According to the report, these water cisterns (or reservoirs) were built illegally and therefore, as part of the state’s effort to clamp down on illegal construction, must be destroyed. (However this clampdown is almost never implemented regarding illegal Israeli settlement construction on Palestinian land.) Some were built in recent years with help from the UN Office for the Coordination of Humanitarian Affairs and some were built before Israel was established. They are located on lands the state has designated for the IDF as “firing zones” – areas the army uses as training sites for live ammunition, and thus are closed off. These vast areas scattered throughout the West Bank constitute de facto confiscation of Palestinian land.
Although the Civil Administration argues that even those water cisterns created during Jordanian rule of the West Bank before 1967 demand authorization, the fact is that regardless of the legal justification, this is a violation of basic human rights. They are depriving entire communities of water and livelihood and providing no alternative. If Israel requires land for its military purposes, it should utilize open areas within the Green Line (remember that?) and inconvenience their own citizens, and not non-citizen Palestinians. Not only did they destroy the water cisterns, but they made no effort to conserve the water that spilled as a result. The Haaretz article reported that when the cistern walls were being demolished, gallons upon gallons of precious water spilled on to the ground.

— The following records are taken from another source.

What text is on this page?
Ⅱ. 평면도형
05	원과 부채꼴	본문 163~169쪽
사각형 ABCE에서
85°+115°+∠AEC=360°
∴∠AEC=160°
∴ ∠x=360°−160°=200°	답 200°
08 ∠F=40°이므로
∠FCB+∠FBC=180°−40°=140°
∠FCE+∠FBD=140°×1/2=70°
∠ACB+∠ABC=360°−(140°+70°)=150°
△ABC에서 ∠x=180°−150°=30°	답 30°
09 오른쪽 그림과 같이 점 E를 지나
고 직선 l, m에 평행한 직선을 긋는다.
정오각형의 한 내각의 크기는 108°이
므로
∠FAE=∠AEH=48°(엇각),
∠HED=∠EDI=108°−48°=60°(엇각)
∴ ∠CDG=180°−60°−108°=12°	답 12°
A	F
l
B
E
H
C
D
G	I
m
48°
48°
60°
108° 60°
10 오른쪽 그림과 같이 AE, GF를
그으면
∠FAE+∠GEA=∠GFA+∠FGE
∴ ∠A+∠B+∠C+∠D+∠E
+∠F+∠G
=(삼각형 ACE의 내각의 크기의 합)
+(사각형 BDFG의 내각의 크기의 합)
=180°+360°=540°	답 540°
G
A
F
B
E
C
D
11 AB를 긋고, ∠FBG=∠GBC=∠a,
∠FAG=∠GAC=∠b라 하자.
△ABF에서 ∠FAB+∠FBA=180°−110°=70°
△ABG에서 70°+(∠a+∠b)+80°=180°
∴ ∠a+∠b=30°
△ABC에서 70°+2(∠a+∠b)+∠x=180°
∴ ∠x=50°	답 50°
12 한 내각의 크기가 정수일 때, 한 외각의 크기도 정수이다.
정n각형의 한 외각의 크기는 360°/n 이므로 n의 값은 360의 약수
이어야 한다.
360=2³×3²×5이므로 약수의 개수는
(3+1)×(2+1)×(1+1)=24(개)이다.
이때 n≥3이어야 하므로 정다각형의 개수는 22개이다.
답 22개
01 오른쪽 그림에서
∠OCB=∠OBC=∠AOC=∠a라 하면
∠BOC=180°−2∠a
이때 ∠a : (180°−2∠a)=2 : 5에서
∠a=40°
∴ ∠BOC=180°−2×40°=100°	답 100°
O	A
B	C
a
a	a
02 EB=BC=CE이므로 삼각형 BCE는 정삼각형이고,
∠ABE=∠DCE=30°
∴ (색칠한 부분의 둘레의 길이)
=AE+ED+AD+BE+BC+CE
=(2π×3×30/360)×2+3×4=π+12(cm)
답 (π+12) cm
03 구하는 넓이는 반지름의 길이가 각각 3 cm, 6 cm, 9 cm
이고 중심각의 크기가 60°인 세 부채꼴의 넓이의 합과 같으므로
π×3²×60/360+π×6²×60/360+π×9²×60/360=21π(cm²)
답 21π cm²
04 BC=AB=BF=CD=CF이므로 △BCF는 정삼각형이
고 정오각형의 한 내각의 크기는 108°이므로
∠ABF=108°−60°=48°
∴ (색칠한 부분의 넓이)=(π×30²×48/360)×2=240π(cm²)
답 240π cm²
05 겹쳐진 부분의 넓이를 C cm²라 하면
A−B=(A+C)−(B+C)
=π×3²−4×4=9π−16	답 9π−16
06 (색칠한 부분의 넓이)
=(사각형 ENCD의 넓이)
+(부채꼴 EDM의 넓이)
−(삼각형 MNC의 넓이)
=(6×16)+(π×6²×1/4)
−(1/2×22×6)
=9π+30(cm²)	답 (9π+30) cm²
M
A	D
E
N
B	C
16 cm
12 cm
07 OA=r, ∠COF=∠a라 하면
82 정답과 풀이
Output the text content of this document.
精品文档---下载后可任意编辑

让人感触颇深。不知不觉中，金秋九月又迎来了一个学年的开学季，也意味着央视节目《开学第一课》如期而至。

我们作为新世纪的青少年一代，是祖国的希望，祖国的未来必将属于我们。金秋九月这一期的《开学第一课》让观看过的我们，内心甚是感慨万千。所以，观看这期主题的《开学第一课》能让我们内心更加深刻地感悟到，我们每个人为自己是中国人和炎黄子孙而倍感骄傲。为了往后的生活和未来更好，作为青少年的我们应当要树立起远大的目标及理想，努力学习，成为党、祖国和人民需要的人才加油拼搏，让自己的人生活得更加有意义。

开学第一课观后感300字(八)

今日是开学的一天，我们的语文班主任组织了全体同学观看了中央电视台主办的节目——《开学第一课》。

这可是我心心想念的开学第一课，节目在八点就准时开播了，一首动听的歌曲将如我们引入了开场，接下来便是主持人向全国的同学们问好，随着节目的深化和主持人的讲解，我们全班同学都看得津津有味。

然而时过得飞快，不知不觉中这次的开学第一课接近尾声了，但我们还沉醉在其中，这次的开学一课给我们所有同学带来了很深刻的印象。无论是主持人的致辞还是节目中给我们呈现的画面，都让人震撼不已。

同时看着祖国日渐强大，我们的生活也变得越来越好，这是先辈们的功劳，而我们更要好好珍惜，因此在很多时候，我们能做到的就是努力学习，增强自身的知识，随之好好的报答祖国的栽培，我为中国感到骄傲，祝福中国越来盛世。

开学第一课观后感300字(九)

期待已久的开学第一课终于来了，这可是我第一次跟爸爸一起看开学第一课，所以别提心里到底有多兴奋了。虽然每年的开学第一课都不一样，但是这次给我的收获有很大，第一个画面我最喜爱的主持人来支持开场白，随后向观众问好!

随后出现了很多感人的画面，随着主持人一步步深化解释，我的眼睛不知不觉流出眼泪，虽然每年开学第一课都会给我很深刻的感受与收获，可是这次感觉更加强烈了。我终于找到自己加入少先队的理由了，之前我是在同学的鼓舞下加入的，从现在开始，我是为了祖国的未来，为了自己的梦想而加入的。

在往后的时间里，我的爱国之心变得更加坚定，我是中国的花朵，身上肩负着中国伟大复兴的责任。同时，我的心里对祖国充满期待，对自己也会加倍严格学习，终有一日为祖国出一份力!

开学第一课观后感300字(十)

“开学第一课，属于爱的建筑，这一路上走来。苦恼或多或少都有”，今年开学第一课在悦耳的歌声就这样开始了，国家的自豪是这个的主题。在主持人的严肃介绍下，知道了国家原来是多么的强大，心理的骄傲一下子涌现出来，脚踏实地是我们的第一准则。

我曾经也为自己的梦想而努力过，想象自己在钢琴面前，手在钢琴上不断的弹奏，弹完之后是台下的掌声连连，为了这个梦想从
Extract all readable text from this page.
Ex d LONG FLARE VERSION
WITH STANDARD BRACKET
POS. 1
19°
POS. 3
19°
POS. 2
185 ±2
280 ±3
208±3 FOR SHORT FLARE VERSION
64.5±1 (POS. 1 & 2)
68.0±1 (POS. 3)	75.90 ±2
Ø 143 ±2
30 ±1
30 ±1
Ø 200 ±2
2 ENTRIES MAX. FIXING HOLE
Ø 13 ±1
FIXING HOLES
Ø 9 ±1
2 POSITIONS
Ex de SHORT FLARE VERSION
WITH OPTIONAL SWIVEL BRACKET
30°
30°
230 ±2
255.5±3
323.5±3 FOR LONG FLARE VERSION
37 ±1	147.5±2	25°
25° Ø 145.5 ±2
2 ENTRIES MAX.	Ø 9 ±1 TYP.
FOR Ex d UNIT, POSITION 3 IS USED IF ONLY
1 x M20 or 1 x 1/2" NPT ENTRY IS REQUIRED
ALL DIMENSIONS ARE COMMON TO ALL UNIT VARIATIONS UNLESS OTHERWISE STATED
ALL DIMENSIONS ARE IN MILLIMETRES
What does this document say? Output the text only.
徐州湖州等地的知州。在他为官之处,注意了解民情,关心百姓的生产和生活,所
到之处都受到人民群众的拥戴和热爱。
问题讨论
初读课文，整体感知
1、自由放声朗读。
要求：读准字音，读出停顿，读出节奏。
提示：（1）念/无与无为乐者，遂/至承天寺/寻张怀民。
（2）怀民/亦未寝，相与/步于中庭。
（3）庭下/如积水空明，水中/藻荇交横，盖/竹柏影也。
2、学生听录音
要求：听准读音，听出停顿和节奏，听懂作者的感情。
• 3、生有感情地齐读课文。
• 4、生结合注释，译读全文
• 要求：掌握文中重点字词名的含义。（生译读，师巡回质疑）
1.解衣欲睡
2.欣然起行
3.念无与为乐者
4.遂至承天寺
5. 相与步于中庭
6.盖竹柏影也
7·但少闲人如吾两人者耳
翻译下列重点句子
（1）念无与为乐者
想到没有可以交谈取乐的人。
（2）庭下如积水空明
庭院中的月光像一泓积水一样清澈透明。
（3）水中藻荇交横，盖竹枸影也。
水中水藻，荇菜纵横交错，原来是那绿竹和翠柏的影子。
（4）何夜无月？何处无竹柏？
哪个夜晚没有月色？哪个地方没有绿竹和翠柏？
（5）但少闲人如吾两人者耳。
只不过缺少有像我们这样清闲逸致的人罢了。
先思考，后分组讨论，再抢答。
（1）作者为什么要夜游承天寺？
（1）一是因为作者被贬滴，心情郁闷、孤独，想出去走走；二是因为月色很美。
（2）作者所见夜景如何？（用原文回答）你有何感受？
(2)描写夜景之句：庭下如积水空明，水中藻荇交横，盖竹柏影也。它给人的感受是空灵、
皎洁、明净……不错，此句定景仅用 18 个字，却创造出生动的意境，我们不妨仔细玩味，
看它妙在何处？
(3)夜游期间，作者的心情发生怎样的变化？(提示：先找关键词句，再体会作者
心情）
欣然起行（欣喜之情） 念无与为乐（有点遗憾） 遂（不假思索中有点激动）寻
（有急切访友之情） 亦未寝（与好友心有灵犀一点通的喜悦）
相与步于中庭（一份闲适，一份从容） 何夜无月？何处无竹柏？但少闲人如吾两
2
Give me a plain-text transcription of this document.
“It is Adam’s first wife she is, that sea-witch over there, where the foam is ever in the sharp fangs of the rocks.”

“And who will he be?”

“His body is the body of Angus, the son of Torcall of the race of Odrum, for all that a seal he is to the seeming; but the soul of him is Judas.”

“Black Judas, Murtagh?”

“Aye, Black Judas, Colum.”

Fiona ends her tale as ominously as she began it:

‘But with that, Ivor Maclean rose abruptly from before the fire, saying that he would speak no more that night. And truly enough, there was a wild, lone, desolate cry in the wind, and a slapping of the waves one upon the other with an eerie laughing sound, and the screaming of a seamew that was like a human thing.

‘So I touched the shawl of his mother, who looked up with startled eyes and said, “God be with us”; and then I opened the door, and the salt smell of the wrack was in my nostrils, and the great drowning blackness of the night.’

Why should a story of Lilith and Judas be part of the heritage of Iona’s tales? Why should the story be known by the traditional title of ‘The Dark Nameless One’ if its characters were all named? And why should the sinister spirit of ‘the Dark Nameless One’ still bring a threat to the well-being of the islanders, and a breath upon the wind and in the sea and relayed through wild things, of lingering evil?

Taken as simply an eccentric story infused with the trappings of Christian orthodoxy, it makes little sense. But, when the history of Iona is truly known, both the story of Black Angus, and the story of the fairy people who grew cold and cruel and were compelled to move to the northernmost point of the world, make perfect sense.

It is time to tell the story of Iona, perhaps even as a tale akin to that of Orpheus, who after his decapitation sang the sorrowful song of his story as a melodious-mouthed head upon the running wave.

Watch the last two minutes of this video, shot by a Ta’ayush activist, to see how one of the cisterns was demolished:[youtube]http://www.youtube.com/watch?v=i0vwrRaZzIo[/youtube]
The destruction of these water sources fits in nicely with the broad strategy of attrition espoused by the Israeli authorities and their settler cohorts. The idea is to make life extremely difficult, if not impossible, for Palestinians in this area, such that they ultimately feel compelled to relocate and concentrate in urban centers (such as Yata), which then frees up the land for Jews to move in. According to an archaic Ottoman law applied by Israel, land not accessed for three consecutive years is expropriated by the state, so the authorities have every interest in keeping Palestinian access to their agricultural land as limited as possible.
It is not just settler whims and violence, but also formal and open Israeli policies, that are depriving Palestinians of basic human rights, and rapidly changing demographic facts on the ground in the West Bank.